A solidão cresce à sombra porque, assim como a morte, é um assunto proibido. Ela revela uma falência humana imensa, ainda mais nos tempos atuais, em que a vida acelerada nos distancia de quem está próximo, até mesmo sob o mesmo teto. Estamos lado a lado, mas longe uns dos outros. As redes sociais, o volume de trabalho, a ansiedade crescente, que se tornou um dos grandes males do século, contribui para que nossas relações se tornem cada vez mais fragmentadas e superficiais.

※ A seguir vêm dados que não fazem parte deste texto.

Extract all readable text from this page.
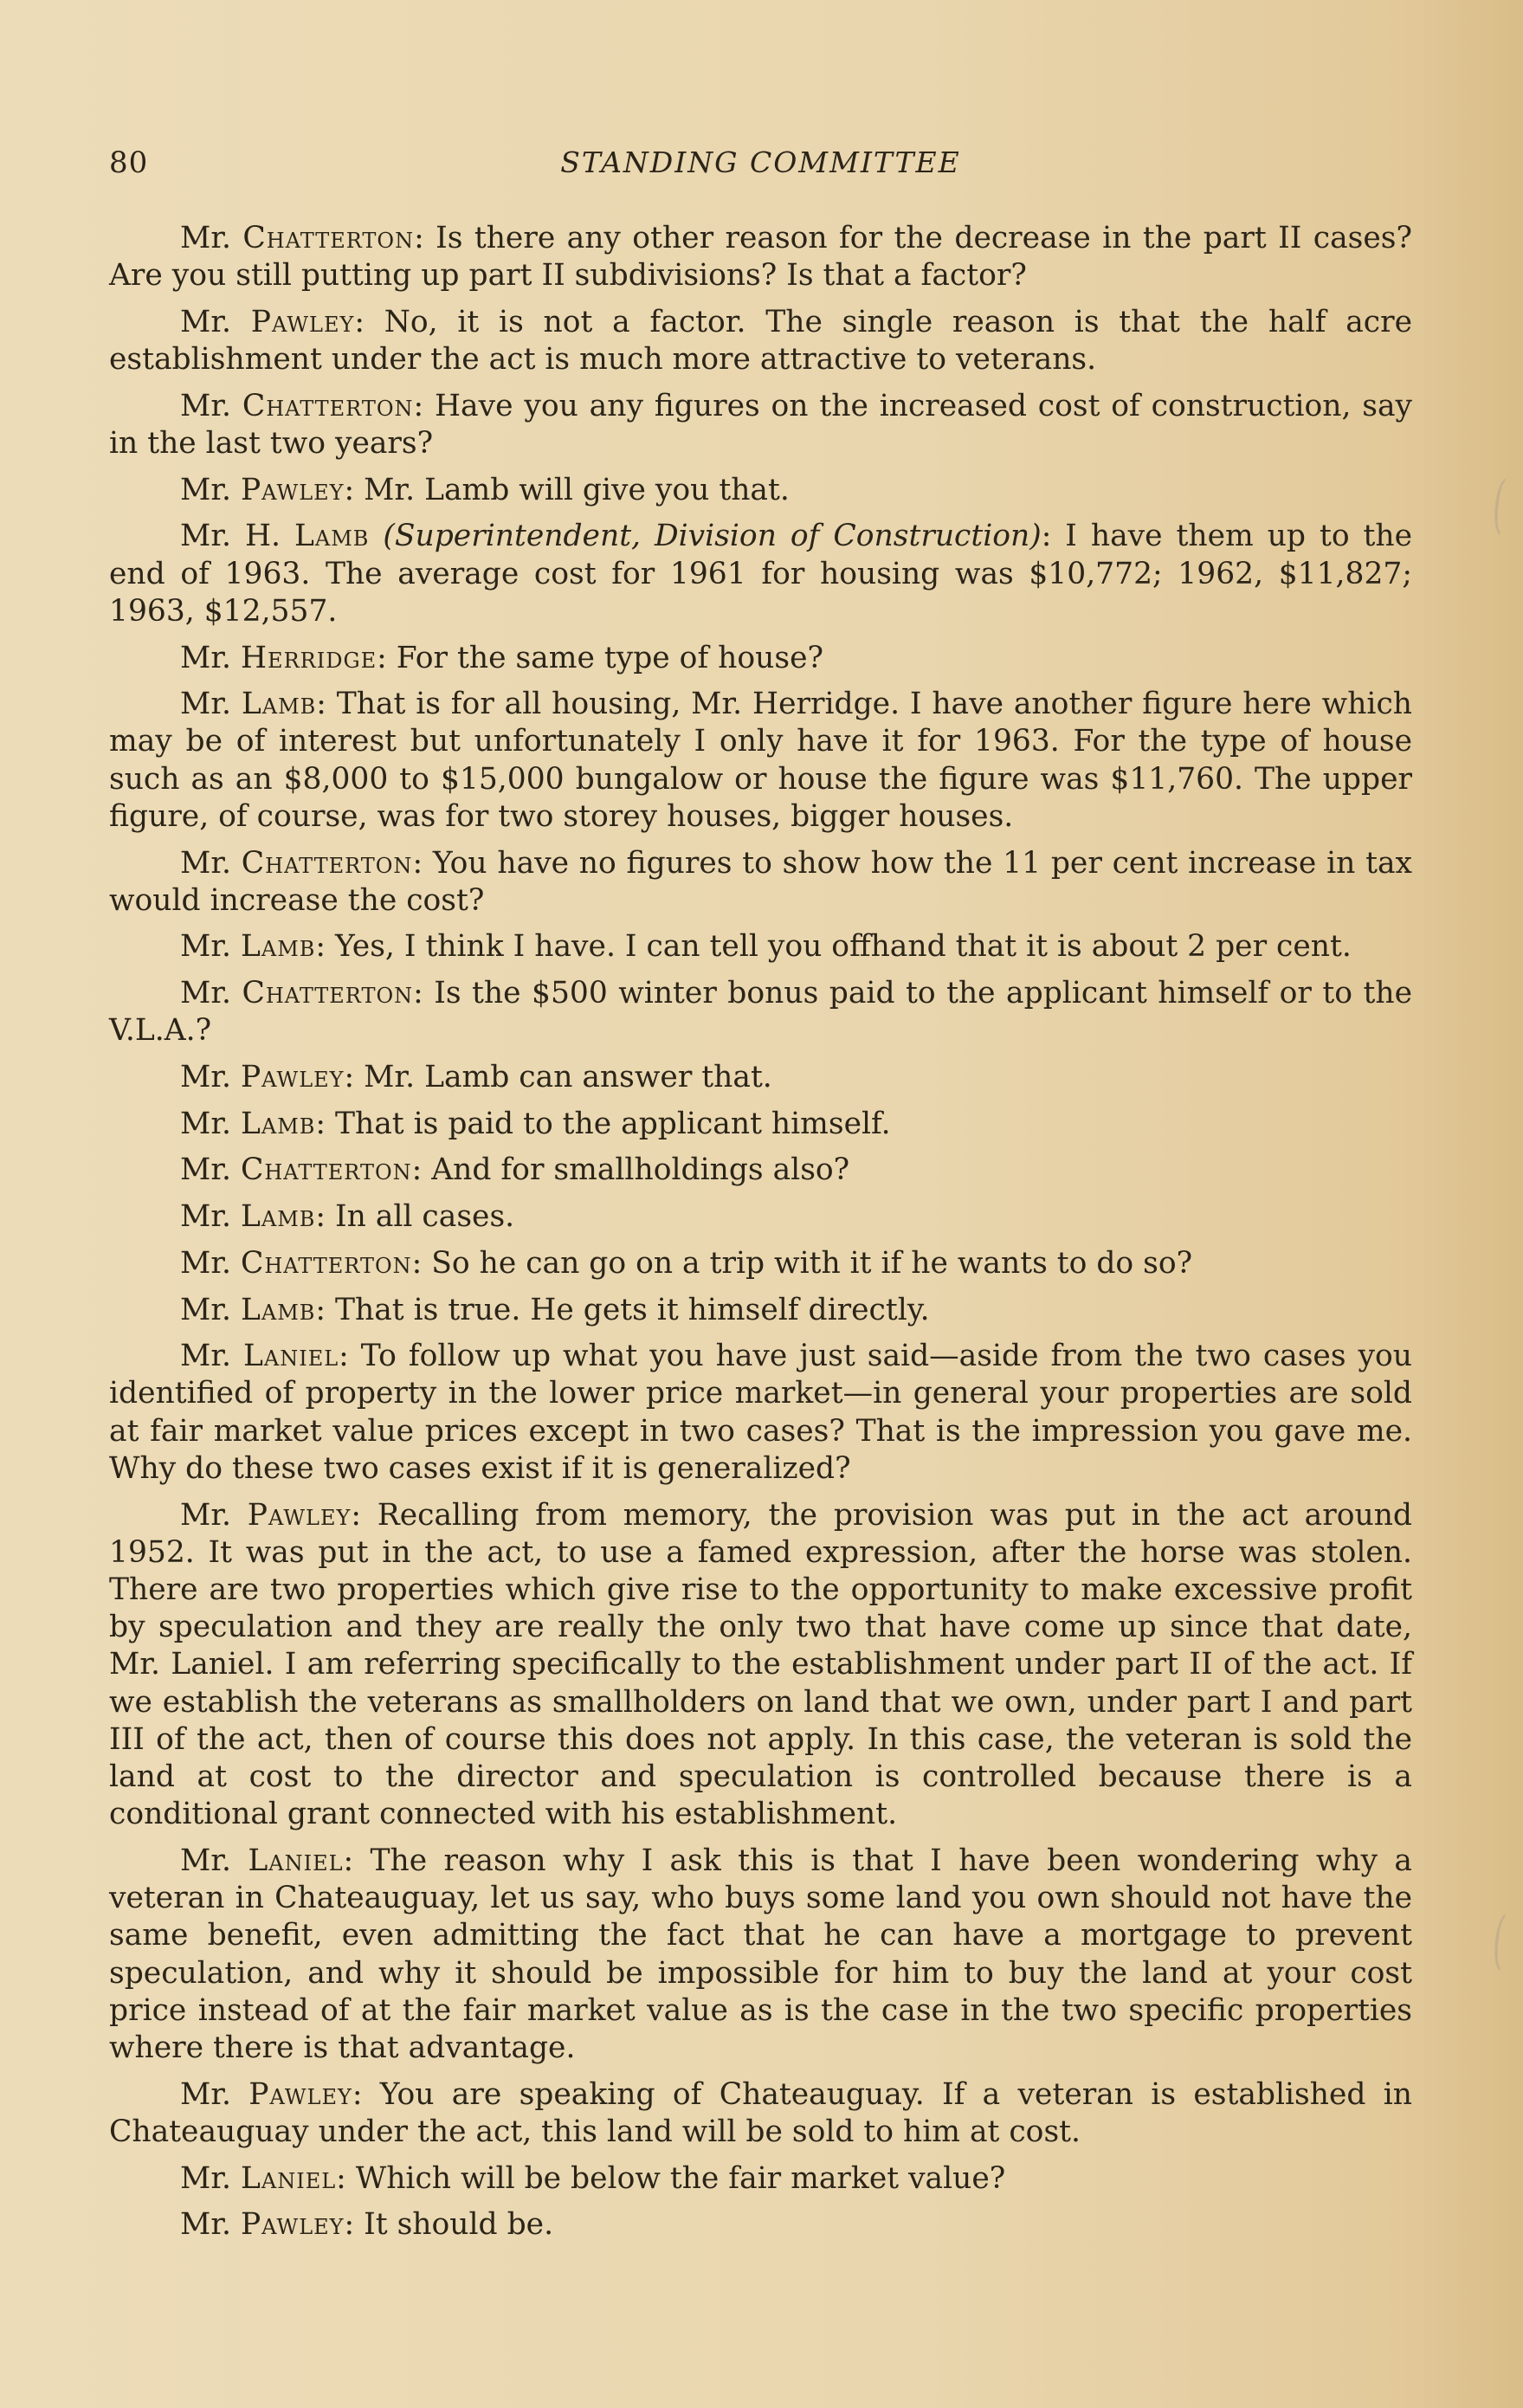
80	STANDING COMMITTEE
(
(

Mr. Chatterton: Is there any other reason for the decrease in the part II cases? Are you still putting up part II subdivisions? Is that a factor?

Mr. Pawley: No, it is not a factor. The single reason is that the half acre establishment under the act is much more attractive to veterans.

Mr. Chatterton: Have you any figures on the increased cost of construction, say in the last two years?

Mr. Pawley: Mr. Lamb will give you that.

Mr. H. Lamb (Superintendent, Division of Construction): I have them up to the end of 1963. The average cost for 1961 for housing was $10,772; 1962, $11,827; 1963, $12,557.

Mr. Herridge: For the same type of house?

Mr. Lamb: That is for all housing, Mr. Herridge. I have another figure here which may be of interest but unfortunately I only have it for 1963. For the type of house such as an $8,000 to $15,000 bungalow or house the figure was $11,760. The upper figure, of course, was for two storey houses, bigger houses.

Mr. Chatterton: You have no figures to show how the 11 per cent increase in tax would increase the cost?

Mr. Lamb: Yes, I think I have. I can tell you offhand that it is about 2 per cent.

Mr. Chatterton: Is the $500 winter bonus paid to the applicant himself or to the V.L.A.?

Mr. Pawley: Mr. Lamb can answer that.

Mr. Lamb: That is paid to the applicant himself.

Mr. Chatterton: And for smallholdings also?

Mr. Lamb: In all cases.

Mr. Chatterton: So he can go on a trip with it if he wants to do so?

Mr. Lamb: That is true. He gets it himself directly.

Mr. Laniel: To follow up what you have just said—aside from the two cases you identified of property in the lower price market—in general your properties are sold at fair market value prices except in two cases? That is the impression you gave me. Why do these two cases exist if it is generalized?

Mr. Pawley: Recalling from memory, the provision was put in the act around 1952. It was put in the act, to use a famed expression, after the horse was stolen. There are two properties which give rise to the opportunity to make excessive profit by speculation and they are really the only two that have come up since that date, Mr. Laniel. I am referring specifically to the establishment under part II of the act. If we establish the veterans as smallholders on land that we own, under part I and part III of the act, then of course this does not apply. In this case, the veteran is sold the land at cost to the director and speculation is controlled because there is a conditional grant connected with his establishment.

Mr. Laniel: The reason why I ask this is that I have been wondering why a veteran in Chateauguay, let us say, who buys some land you own should not have the same benefit, even admitting the fact that he can have a mortgage to prevent speculation, and why it should be impossible for him to buy the land at your cost price instead of at the fair market value as is the case in the two specific properties where there is that advantage.

Mr. Pawley: You are speaking of Chateauguay. If a veteran is established in Chateauguay under the act, this land will be sold to him at cost.

Mr. Laniel: Which will be below the fair market value?

Mr. Pawley: It should be.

No Japão, esse distanciamento tem produzido um fenômeno peculiar. Em 2019, antes da pandemia, portanto, o portal de notícias da BBC publicou uma matéria sobre o aumento dos crimes cometidos no país por pessoas com mais de 65 anos. A revista Bloomberg também apontou um dado alarmante: cerca de 20% da população carcerária japonesa é composta por idosas, a maioria condenadas por pequenos furtos em lojas. O mais surpreendente é que muitas dessas mulheres cometem delitos deliberadamente com o único objetivo de serem presas, buscando na prisão um refúgio para a solidão e, em alguns casos, melhores condições de vida do que teriam em liberdade. A ideia é que o cuidado dispensado aos encarcerados, somado à companhia de outras detentas, seria um atrativo para quem vive sem ninguém.
As estatísticas mostram que, em 2010, um em cada quatro japoneses presos por furto tinha mais de 65 anos. Em 1986, esse número era de apenas um em cada vinte. Essa mudança drástica é reflexo do envelhecimento da população japonesa e das transformações sociais que enfraqueceram os laços familiares. No passado, os filhos cuidavam dos pais idosos, mas a busca por oportunidades econômicas levou muitos jovens a se mudarem para centros urbanos, deixando os mais velhos sem sua companhia.
No Brasil, embora a cultura e os contextos sejam diferentes, a solidão também tem sido um problema crescente. A Organização Mundial da Saúde (OMS) estima que cerca de 300 milhões de pessoas no mundo sofram de depressão. No cenário nacional, a fragmentação das relações interpessoais é evidente, impulsionada pelo uso excessivo das redes sociais e pela falta de vínculos afetivos duradouros. O sociólogo Glauco Arbix, professor titular do Departamento de Sociologia da USP, em entrevista à Folha de São Paulo, analisa que "não encontramos mais nas pessoas relações que nos satisfazem. A nossa sociedade não dá conforto para ninguém, e vivemos em tensão permanente". Nesse contexto, alguns brasileiros têm buscado alternativas inesperadas para combater a solidão, como a interação com assistentes virtuais baseados em inteligência artificial.
Mas ainda há quem busque alternativas que preservem as conversas tradicionais. Minha mãe, por exemplo, tem 89 anos e é bastante ativa. Ela tem um pequeno grupo de amigas com quem fala todos os dias por chamadas de vídeo ou ligações telefônicas. Ao entardecer, ela se senta em uma poltrona, coloca o celular no viva-voz para facilitar a audição e começa a atualizar os assuntos. Novas amizades foram adicionadas ao grupo quando ela começou a frequentar, diariamente, aulas numa clínica de fisioterapia.
Para os estudiosos do Alzheimer e de outros tipos de demência, o termo "Síndrome do Entardecer" já é conhecido. Geralmente por volta das 17h, idosos com demência apresentam agitação, irritabilidade, mudanças de humor, alucinações ou delírios, aumento da confusão mental, desorientação, medos e receios. No entanto, relatos de pessoas que moram sozinhas apontam que a penumbra que chega com o pôr do sol também pode trazer angústia, mesmo que a pessoa não tenha um diagnóstico de uma condição neurológica.
Ela sempre amou a liberdade e acha que, se perder isso, perde o seu sentido de viver: “Se eu perder a autonomia, tenho medo de querer deixar de viver”.
Simpática, ela mesma puxa conversa. Cabelos bem grisalhos e sorriso bem leve, diz que ainda lê bastante, pois tem uma “vista privilegiada”. Gosta de celular para ver vídeos e de televisão para dormir.
Disse que se sente sozinha de vez em quando, mesmo os filhos ligando quase todos os dias. Perguntei se ela tinha algum animal doméstico e ela respondeu: “Não, não tenho. Amo animais, mas não para prendê-los em casa. E eu gosto mesmo é de interagir com gente”.
A solidão, muitas vezes invisível, cresce na sombra das grandes cidades e no coração de quem já viveu muito e, paradoxalmente, tem cada vez menos com quem compartilhar suas memórias. Se no Japão algumas idosas vêm no crime uma forma de ter companhia, no Brasil, outros buscam refúgio na tecnologia ou em interações casuais no transporte público. No fim das contas, a necessidade é a mesma: sermos vistos, ouvidos, amados e acolhidos.